Polymerase_chain_reaction.svg

Pour être certain de ce que l’on veut amplifier, il est nécessaire de connaître le petit morceau d’ADN qui sert à amorcer la réaction (DNA primer) et plus ce morceau comporte de bases (A, T, G et C) plus la spécificité de la PCR est élevée. Il existe maintenant des millions d’amorces disponibles commercialement et Lipkin, n’ayant pas froid aux yeux, on peut dire les choses ainsi, a réalisé une gymnastique incroyable en ajoutant dans le milieu réactionnel les amorces – un peu plus de deux millions – correspondant à pas moins de 502 virus pathogènes pour les mammifères dont l’homme. Il a fait le pari que comme les virus ont tendance à muter sans arrêt une amorce suffisamment longue ne s’apariant pas parfaitement avec un acide nucléique pourrait tout de même fonctionner correctement. Passons sur la préparation des échantillons car beaucoup de virus ont un matériel génétique constitué d’ARN qu’il faut transformer en ADN par une opération maintenant routinière et il faut éviter que l’ADN soit malencontreusement détruit par des activités enzymatiques indésirables présentes dans l’échantillon analysé.
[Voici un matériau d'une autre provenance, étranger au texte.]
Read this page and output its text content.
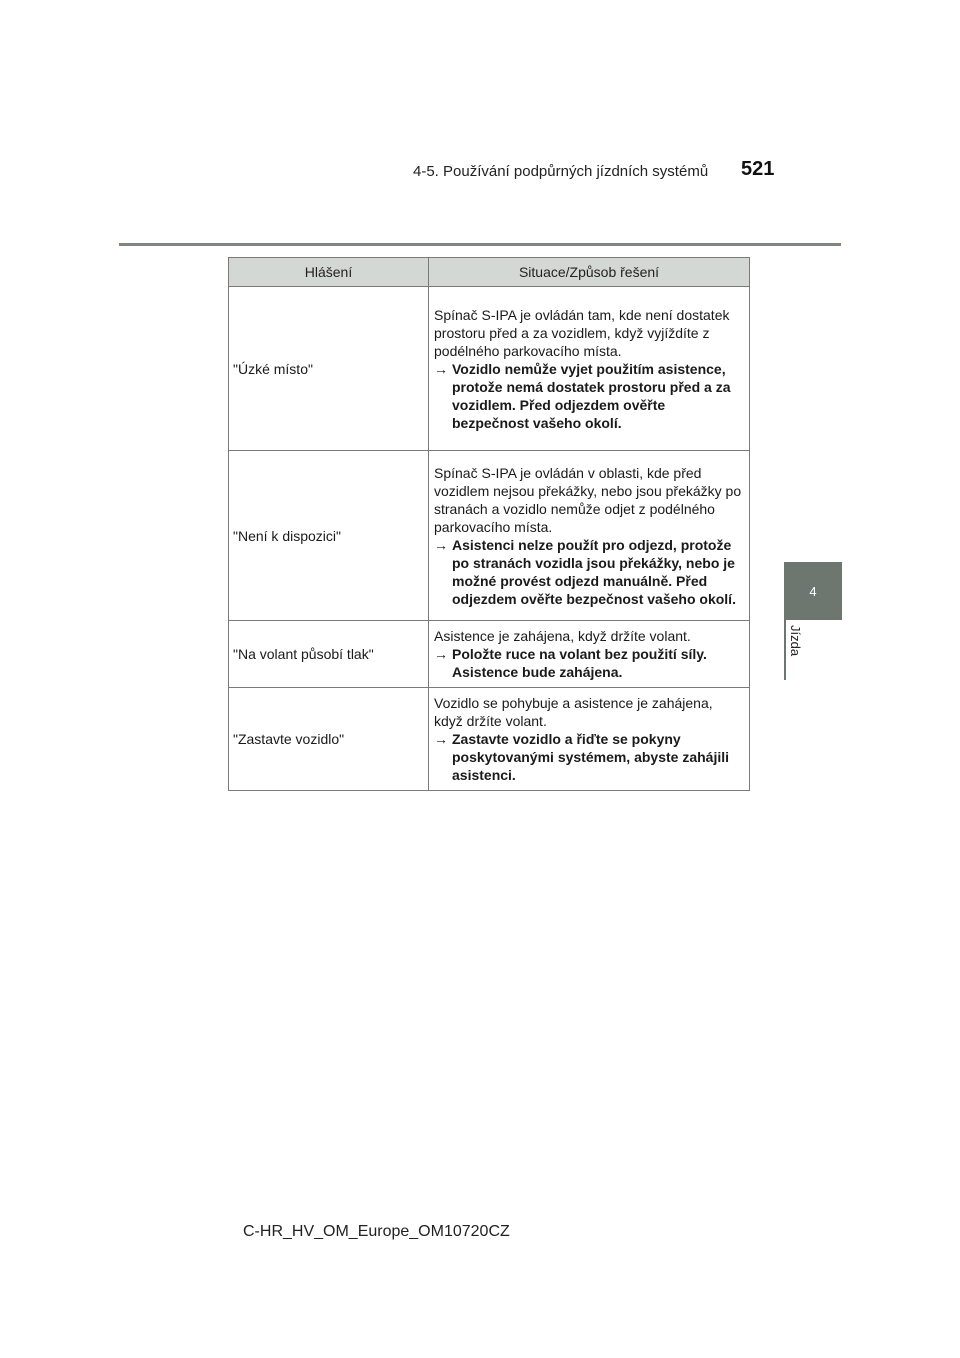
4-5. Používání podpůrných jízdních systémů 521
4
Jízda
Hlášení	Situace/Způsob řešení
"Úzké místo"	Spínač S-IPA je ovládán tam, kde není dostatek prostoru před a za vozidlem, když vyjíždíte z podélného parkovacího místa.
→ Vozidlo nemůže vyjet použitím asistence, protože nemá dostatek prostoru před a za vozidlem. Před odjezdem ověřte bezpečnost vašeho okolí.

"Není k dispozici"	Spínač S-IPA je ovládán v oblasti, kde před vozidlem nejsou překážky, nebo jsou překážky po stranách a vozidlo nemůže odjet z podélného parkovacího místa.
→ Asistenci nelze použít pro odjezd, protože po stranách vozidla jsou překážky, nebo je možné provést odjezd manuálně. Před odjezdem ověřte bezpečnost vašeho okolí.

"Na volant působí tlak"	Asistence je zahájena, když držíte volant.
→ Položte ruce na volant bez použití síly. Asistence bude zahájena.

"Zastavte vozidlo"	Vozidlo se pohybuje a asistence je zahájena, když držíte volant.
→ Zastavte vozidlo a řiďte se pokyny poskytovanými systémem, abyste zahájili asistenci.
C-HR_HV_OM_Europe_OM10720CZ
Bref, une fois cette amplification par PCR terminée le mélange est analysé dans un séquençeur automatique et le tour est joué. Sans entrer dans les détails complexes de la technique développée par Lipkin la spécificité, les faux-positifs et le traitement des échantillons ont été optimisés ainsi que le logiciel d’analyse des résultats du séquençage pour atteindre des résultats rapides et fiables car souvent, en milieu hospitalier la vie d’un malade peut dépendre de la rapidité d’un diagnostic. Lipkin a appellé sa technologie VirCapSeq-VERT ou plateforme de séquençage de virome de vertébrés, virome signifiant la population de virus rencontrés seulement chez les mammifères. N’importe quel échantillon biologique peut être analysé en toute confiance pour un prix relativement modique de l’ordre de 60 dollars, le système automatisé permettant d’analyser en parallèle jusqu’à 21 échantillons. Belle avancée dans le diagnostic clinique !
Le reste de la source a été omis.